Production de biocarburant : La contribution de l'Isra De réelles opportunités économiques et financières peuvent être tirées de la culture du Jatropha et du ricin si tous les dérivés du biodiesel sont valorisés. L'Institut sénégalais pour les recherches agricoles (Isra) veut contribuer à la réussite de ce projet que le Sénégal a initié pour alléger sa facture pétrolière.
Pour alléger sa facture pétrolière qui a enregistré une hausse exponentielle ces deux dernières années, le Sénégal s'essaie au biocarburant. Une solution qui passe cependant, par la culture du jatropha et du ricin ou ‘tabanani’ en wolof. Des plantations caractérisées par de nombreux aspects positifs sur les plans écologique, énergétique et économique.
Ainsi, le Sénégal pourrait tirer un énorme avantage sur cette espèce en mettant en culture toutes les terres marginales allant de la région de Louga au Ferlo. Aussi, est-il possible de faire des paysans qui vivent dans ces terres de véritables barons du pétrole vert.
L'Institut sénégalais pour la recherche agricole (Isra), par la voix de son directeur général, le docteur Macoumba Diouf, veut aider le gouvernement à relever ce challenge.
De l'avis de M. Diouf, les résultats ont montré jusqu'ici que de réelles opportunités économiques et financières peuvent être tirées de la culture du Jatropha si tous les dérivés du biodiesel sont valorisés.
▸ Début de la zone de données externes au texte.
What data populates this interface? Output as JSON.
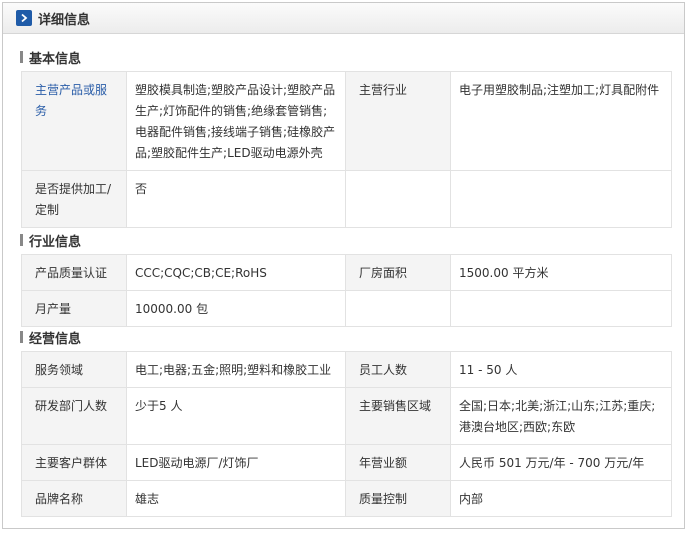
{
  "header": {
    "title": "详细信息",
    "icon": "chevron-right-icon"
  },
  "sections": {
    "basic": {
      "title": "基本信息",
      "rows": [
        [
          "主营产品或服务",
          "塑胶模具制造;塑胶产品设计;塑胶产品生产;灯饰配件的销售;绝缘套管销售;电器配件销售;接线端子销售;硅橡胶产品;塑胶配件生产;LED驱动电源外壳",
          "主营行业",
          "电子用塑胶制品;注塑加工;灯具配附件"
        ],
        [
          "是否提供加工/定制",
          "否",
          "",
          ""
        ]
      ]
    },
    "industry": {
      "title": "行业信息",
      "rows": [
        [
          "产品质量认证",
          "CCC;CQC;CB;CE;RoHS",
          "厂房面积",
          "1500.00 平方米"
        ],
        [
          "月产量",
          "10000.00 包",
          "",
          ""
        ]
      ]
    },
    "business": {
      "title": "经营信息",
      "rows": [
        [
          "服务领域",
          "电工;电器;五金;照明;塑料和橡胶工业",
          "员工人数",
          "11 - 50 人"
        ],
        [
          "研发部门人数",
          "少于5 人",
          "主要销售区域",
          "全国;日本;北美;浙江;山东;江苏;重庆;港澳台地区;西欧;东欧"
        ],
        [
          "主要客户群体",
          "LED驱动电源厂/灯饰厂",
          "年营业额",
          "人民币 501 万元/年 - 700 万元/年"
        ],
        [
          "品牌名称",
          "雄志",
          "质量控制",
          "内部"
        ]
      ]
    }
  },
  "colors": {
    "accent": "#1f5ba8",
    "link": "#2a5da8",
    "label_bg": "#f4f4f4"
  }
}
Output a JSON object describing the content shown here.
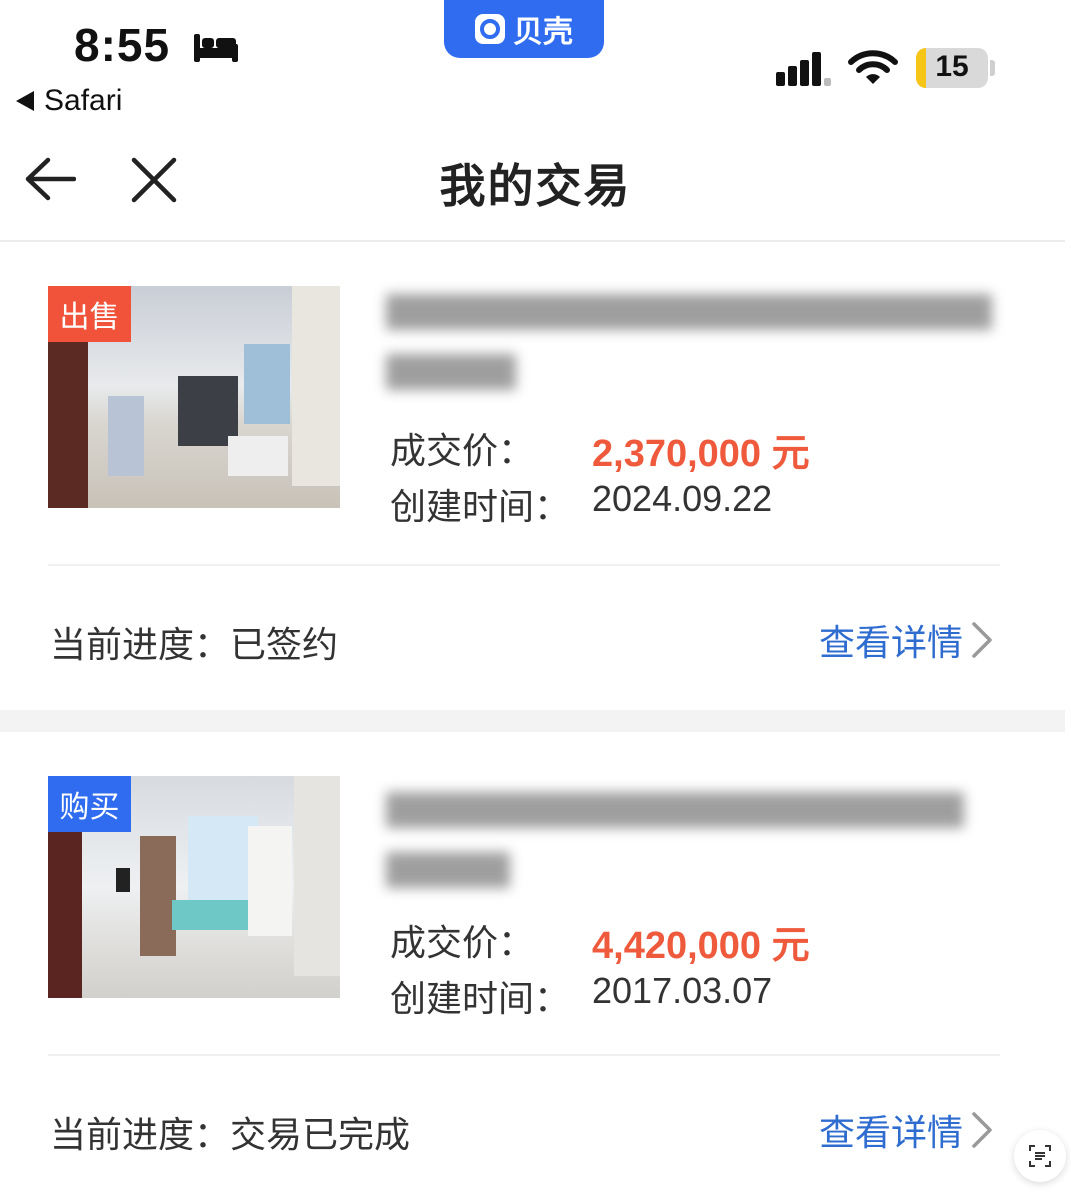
{
  "status_bar": {
    "time": "8:55",
    "back_app_label": "Safari",
    "app_name": "贝壳",
    "battery_level": "15"
  },
  "nav": {
    "title": "我的交易"
  },
  "transactions": [
    {
      "tag": "出售",
      "tag_color": "#f0533a",
      "price_label": "成交价：",
      "price": "2,370,000 元",
      "created_label": "创建时间：",
      "created": "2024.09.22",
      "progress_label": "当前进度：",
      "progress": "已签约",
      "details_label": "查看详情"
    },
    {
      "tag": "购买",
      "tag_color": "#2f6cf0",
      "price_label": "成交价：",
      "price": "4,420,000 元",
      "created_label": "创建时间：",
      "created": "2017.03.07",
      "progress_label": "当前进度：",
      "progress": "交易已完成",
      "details_label": "查看详情"
    }
  ],
  "colors": {
    "price": "#ef5a3c",
    "link": "#2f6cd0",
    "brand": "#2f6cf0"
  }
}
Ainsi, révèle-t-il, au terme des assises de Saly, du 15 au 17 mai dernier, sur le thème ‘Quelle recherche agricole pour une agriculture moderne et durable au Sénégal’, il y a nécessité de renforcer les capacités des producteurs surtout que les itinéraires techniques de production de Jatropha et du Ricin ne sont pas encore maîtrisés par toutes ces populations.
Il sera aussi question de l'élaboration de fiche technique pour la production de ces cultures qui méritent l'initiation d'un programme national de recherche d'accompagnement comme s'y attèle déjà le Brésil. Pays où les énergies de biocarburant alimentent les villes de 10 000 à 15 000 habitants.
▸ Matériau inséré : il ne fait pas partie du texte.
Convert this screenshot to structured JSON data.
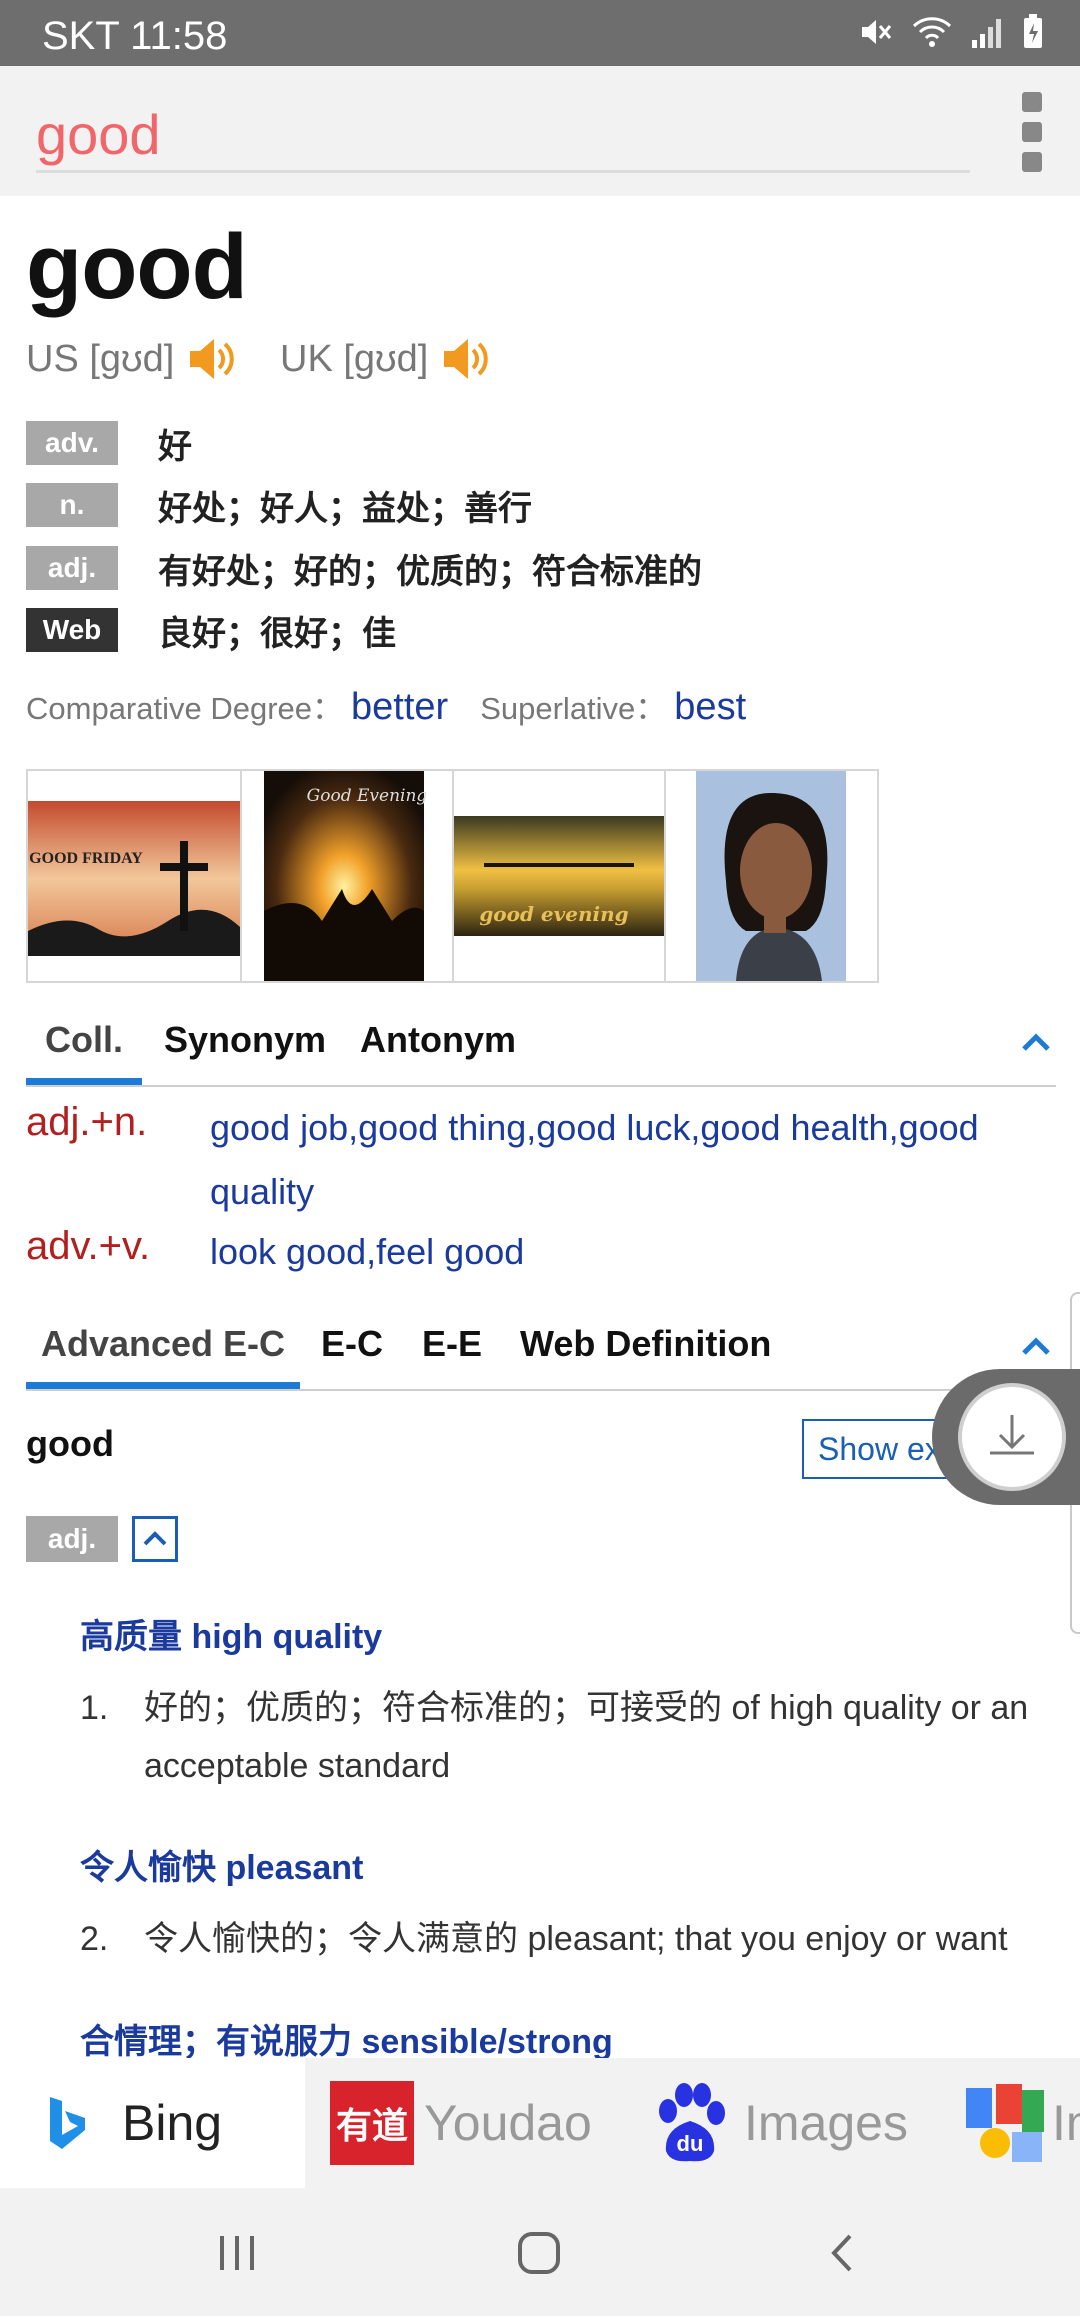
{
  "status": {
    "carrier_time": "SKT 11:58"
  },
  "search": {
    "query": "good"
  },
  "entry": {
    "headword": "good",
    "pron_us": "US [gʊd]",
    "pron_uk": "UK [gʊd]",
    "defs": [
      {
        "pos": "adv.",
        "text": "好"
      },
      {
        "pos": "n.",
        "text": "好处；好人；益处；善行"
      },
      {
        "pos": "adj.",
        "text": "有好处；好的；优质的；符合标准的"
      },
      {
        "pos": "Web",
        "text": "良好；很好；佳"
      }
    ],
    "comparative_label": "Comparative Degree：",
    "comparative_value": "better",
    "superlative_label": "Superlative：",
    "superlative_value": "best"
  },
  "images": [
    {
      "caption": "GOOD FRIDAY"
    },
    {
      "caption": "Good Evening"
    },
    {
      "caption": "good evening"
    }
  ],
  "coll_tabs": [
    "Coll.",
    "Synonym",
    "Antonym"
  ],
  "collocations": [
    {
      "pos": "adj.+n.",
      "values": "good job,good thing,good luck,good health,good quality"
    },
    {
      "pos": "adv.+v.",
      "values": "look good,feel good"
    }
  ],
  "def_tabs": [
    "Advanced E-C",
    "E-C",
    "E-E",
    "Web Definition"
  ],
  "advanced": {
    "word": "good",
    "show_examples": "Show exa",
    "pos": "adj.",
    "senses": [
      {
        "head": "高质量 high quality",
        "num": "1.",
        "text": "好的；优质的；符合标准的；可接受的 of high quality or an acceptable standard"
      },
      {
        "head": "令人愉快 pleasant",
        "num": "2.",
        "text": "令人愉快的；令人满意的 pleasant; that you enjoy or want"
      },
      {
        "head": "合情理；有说服力 sensible/strong"
      }
    ]
  },
  "engines": [
    "Bing",
    "Youdao",
    "Images",
    "Im"
  ],
  "engine_logos": {
    "youdao": "有道",
    "baidu": "du"
  },
  "colors": {
    "accent": "#1d7bd6",
    "link": "#1a3a9e",
    "pos_red": "#b21f1f",
    "query": "#f0666a"
  }
}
Le pays de la Samba a même fait part de toute sa disponibilité à accompagner le Sénégal qui détient tous les atouts aussi bien pour la culture de la matière première que pour la production du biocarburant.
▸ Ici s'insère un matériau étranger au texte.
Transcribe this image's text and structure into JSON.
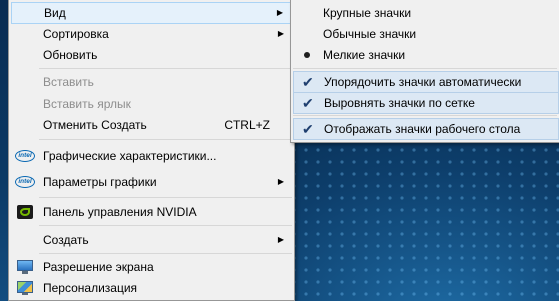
{
  "context_menu": {
    "items": [
      {
        "label": "Вид",
        "has_submenu": true,
        "icon": ""
      },
      {
        "label": "Сортировка",
        "has_submenu": true,
        "icon": ""
      },
      {
        "label": "Обновить",
        "icon": ""
      },
      {
        "label": "Вставить",
        "disabled": true,
        "icon": ""
      },
      {
        "label": "Вставить ярлык",
        "disabled": true,
        "icon": ""
      },
      {
        "label": "Отменить Создать",
        "shortcut": "CTRL+Z",
        "icon": ""
      },
      {
        "label": "Графические характеристики...",
        "icon": "intel-icon"
      },
      {
        "label": "Параметры графики",
        "has_submenu": true,
        "icon": "intel-icon"
      },
      {
        "label": "Панель управления NVIDIA",
        "icon": "nvidia-icon"
      },
      {
        "label": "Создать",
        "has_submenu": true,
        "icon": ""
      },
      {
        "label": "Разрешение экрана",
        "icon": "display-icon"
      },
      {
        "label": "Персонализация",
        "icon": "personalization-icon"
      }
    ],
    "intel_text": "intel",
    "submenu_arrow": "▶"
  },
  "view_submenu": {
    "items": [
      {
        "label": "Крупные значки",
        "state": "none"
      },
      {
        "label": "Обычные значки",
        "state": "none"
      },
      {
        "label": "Мелкие значки",
        "state": "bullet"
      },
      {
        "label": "Упорядочить значки автоматически",
        "state": "checked"
      },
      {
        "label": "Выровнять значки по сетке",
        "state": "checked"
      },
      {
        "label": "Отображать значки рабочего стола",
        "state": "checked"
      }
    ],
    "check_glyph": "✔"
  },
  "colors": {
    "menu_background": "#f0f0f0",
    "hover_highlight": "#e5f1fb",
    "checked_highlight": "#dce8f4",
    "disabled_text": "#8d8d8d",
    "desktop_background": "#0d3e6b"
  }
}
Aussi, compte tenu du rôle central qu'ils jouent dans les Programmes nationaux et spéciaux, les chercheurs de l'Isra ont aussi longuement débattu de ces concepts.
Et d'emblée, il a été procédé à la clarification entre les concepts de Programmes nationaux et Programmes spéciaux. A les en croire, est considéré comme Programme national, tout programme dont les activités correspondent à des préoccupations de la profession et des principaux clients de la recherche et dont la prise en charge implique la contribution de différents partenaires. Son exécution est continue, mais les actions dans le temps sont programmées annuellement.
Est considéré comme Programme spécial, la prise en charge d'un objectif spécifique défini par les autorités étatiques sur une base annuelle. Sa mise en œuvre nécessite la mobilisation d'un partenariat national développé et basé sur l'utilisation des acquis disponibles.
Les semences et plants ont occupé une partie importante des débats, du fait de leur importance et des difficultés notées dans les différentes filières comme le mil, le sorgho, le niébé, entre autres. Ce, pour contribuer à une meilleure formulation d'une politique de diversification agricole.
Et constatant que les statistiques sur les semences et les producteurs semenciers sont éparses, les chercheurs recommandent la création d'une base de données mais aussi la réactualisation du répertoire des producteurs de semences. Tout comme l'amélioration du cadre législatif et réglementaire conformément à la loi modèle de l'Union africaine (Ua) sur les obtentions végétales.
Tenant compte des préoccupations des producteurs, il a été recommandé de définir un programme de production de semences de prébase sur les principales spéculations horticoles.
Par ailleurs la cellule triangulaire Recherche-Appui/Conseil-Organisations de Producteurs doit être redynamisée pour mieux prendre en charge l'activité Recherche /Développement préconise l'Isra.